Department of Health employee, Josh Kelly, a proud Worimi bloke and the Chair of Aboriginal and Torres Strait Islander Staff Network within the Department of Health reflects on NAIDOC, ‘Heal Country!’, and what it means to him.
Can you explain the significance of NAIDOC week and this year’s theme 'Heal Country!' for the Aboriginal and Torres Strait Islander community?
NAIDOC Week is the one week a year when all the mob can come together to celebrate as one. This includes friends, family, and community. This year’s theme, ‘Heal Country!’, encompasses the connection we feel as Aboriginal and Torres Strait Islander people to country. More specifically to the ancestral lands and seas from where our mob are from. It goes beyond just a living environment and could be described as fundamental to our identity, making it ever more important that we respect and look after the country.
What does NAIDOC week mean to you?
It is one of the times of the year I look forward to and have celebrated with all my family since I was a little kid.
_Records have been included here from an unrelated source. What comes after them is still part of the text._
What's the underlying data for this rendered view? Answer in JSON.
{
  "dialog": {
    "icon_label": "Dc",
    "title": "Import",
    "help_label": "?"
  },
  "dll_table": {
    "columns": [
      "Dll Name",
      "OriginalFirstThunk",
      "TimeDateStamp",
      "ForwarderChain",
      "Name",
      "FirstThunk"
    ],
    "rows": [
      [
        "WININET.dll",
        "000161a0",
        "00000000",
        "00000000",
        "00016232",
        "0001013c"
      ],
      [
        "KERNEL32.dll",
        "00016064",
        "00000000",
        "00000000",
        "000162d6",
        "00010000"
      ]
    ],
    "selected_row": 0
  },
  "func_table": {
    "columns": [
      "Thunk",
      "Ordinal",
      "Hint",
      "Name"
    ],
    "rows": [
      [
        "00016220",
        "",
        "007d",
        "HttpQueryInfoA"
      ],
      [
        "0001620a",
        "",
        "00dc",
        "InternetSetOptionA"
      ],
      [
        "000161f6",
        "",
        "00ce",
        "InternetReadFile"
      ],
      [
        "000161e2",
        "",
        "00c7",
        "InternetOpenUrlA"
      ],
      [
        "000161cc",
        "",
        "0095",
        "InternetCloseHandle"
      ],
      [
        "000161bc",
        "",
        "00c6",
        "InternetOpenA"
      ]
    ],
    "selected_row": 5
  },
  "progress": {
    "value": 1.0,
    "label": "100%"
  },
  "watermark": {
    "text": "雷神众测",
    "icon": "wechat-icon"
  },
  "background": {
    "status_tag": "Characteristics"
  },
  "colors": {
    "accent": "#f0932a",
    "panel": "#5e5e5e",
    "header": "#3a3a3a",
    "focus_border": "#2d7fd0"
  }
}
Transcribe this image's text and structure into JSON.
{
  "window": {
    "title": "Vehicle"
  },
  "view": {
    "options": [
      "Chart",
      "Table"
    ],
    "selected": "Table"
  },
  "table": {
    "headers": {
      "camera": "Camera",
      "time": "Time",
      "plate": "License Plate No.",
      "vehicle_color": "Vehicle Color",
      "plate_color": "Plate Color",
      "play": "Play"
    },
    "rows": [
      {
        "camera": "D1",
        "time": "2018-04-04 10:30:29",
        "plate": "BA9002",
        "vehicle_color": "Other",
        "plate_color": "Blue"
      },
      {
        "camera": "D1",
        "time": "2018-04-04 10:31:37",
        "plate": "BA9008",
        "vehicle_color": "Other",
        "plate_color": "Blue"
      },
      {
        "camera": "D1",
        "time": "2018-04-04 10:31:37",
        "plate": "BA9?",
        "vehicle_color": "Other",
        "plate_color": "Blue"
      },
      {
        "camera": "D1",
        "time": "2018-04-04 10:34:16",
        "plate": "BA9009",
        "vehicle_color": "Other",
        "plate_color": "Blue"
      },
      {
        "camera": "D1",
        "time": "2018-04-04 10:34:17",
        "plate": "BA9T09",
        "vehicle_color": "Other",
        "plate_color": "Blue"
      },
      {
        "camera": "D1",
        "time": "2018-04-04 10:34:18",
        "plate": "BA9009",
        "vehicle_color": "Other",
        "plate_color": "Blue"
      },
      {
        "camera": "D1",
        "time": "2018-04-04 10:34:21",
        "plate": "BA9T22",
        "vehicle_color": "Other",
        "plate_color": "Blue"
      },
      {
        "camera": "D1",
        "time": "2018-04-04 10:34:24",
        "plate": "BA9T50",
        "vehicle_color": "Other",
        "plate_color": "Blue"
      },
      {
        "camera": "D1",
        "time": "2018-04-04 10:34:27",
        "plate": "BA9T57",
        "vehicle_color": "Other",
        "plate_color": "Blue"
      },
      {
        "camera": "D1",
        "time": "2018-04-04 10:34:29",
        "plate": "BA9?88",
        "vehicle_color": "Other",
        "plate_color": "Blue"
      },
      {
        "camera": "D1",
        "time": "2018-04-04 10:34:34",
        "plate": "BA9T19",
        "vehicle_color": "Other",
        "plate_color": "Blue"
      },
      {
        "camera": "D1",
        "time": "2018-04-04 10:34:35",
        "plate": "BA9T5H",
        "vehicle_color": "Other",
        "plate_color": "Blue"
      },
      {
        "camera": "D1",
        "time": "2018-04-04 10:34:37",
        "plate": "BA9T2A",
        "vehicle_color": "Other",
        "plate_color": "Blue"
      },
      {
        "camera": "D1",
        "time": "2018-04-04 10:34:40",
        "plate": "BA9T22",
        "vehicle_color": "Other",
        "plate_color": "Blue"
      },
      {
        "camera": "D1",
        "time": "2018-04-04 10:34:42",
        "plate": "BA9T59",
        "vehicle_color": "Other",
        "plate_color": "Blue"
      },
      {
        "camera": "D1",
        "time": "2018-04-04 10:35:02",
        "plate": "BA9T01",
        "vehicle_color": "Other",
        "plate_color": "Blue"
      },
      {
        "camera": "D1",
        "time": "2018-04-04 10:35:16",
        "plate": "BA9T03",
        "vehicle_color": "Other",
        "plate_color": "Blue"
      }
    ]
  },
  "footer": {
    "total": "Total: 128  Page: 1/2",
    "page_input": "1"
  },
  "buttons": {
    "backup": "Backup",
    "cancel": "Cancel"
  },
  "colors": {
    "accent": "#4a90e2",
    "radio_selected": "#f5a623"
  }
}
Over the past couple of years with the pandemic around, having this connection has been difficult and so I have had to find new ways of revitalising. This has included spending more time with local mob and elders who not only allow me and my family to leave our footprints on their lands but also they continue to teach me and share their knowledge with me, making me feel like a part of their broader families.
The theme of NAIDOC week this year is ‘Heal Country!’. How did healthcare workers and staff contribute? Were your colleagues doing anything differently?
For many located in ACT, we took part in many events this year. We sent people to the local NAIDOC Ball, we attended local community events, and we undertook a Botanical Garden Bush Tucker Walk through the Department of Health for all staff. We also provided a book ‘Loving Country’ to attendees to assist in educating them on their individual journeys, and finally, we organised and ran a 5km walk/run. This 5km was dedicated to highlighting a need to heal county and connecting with other staff in more open and transparent conversations while also getting to know each other.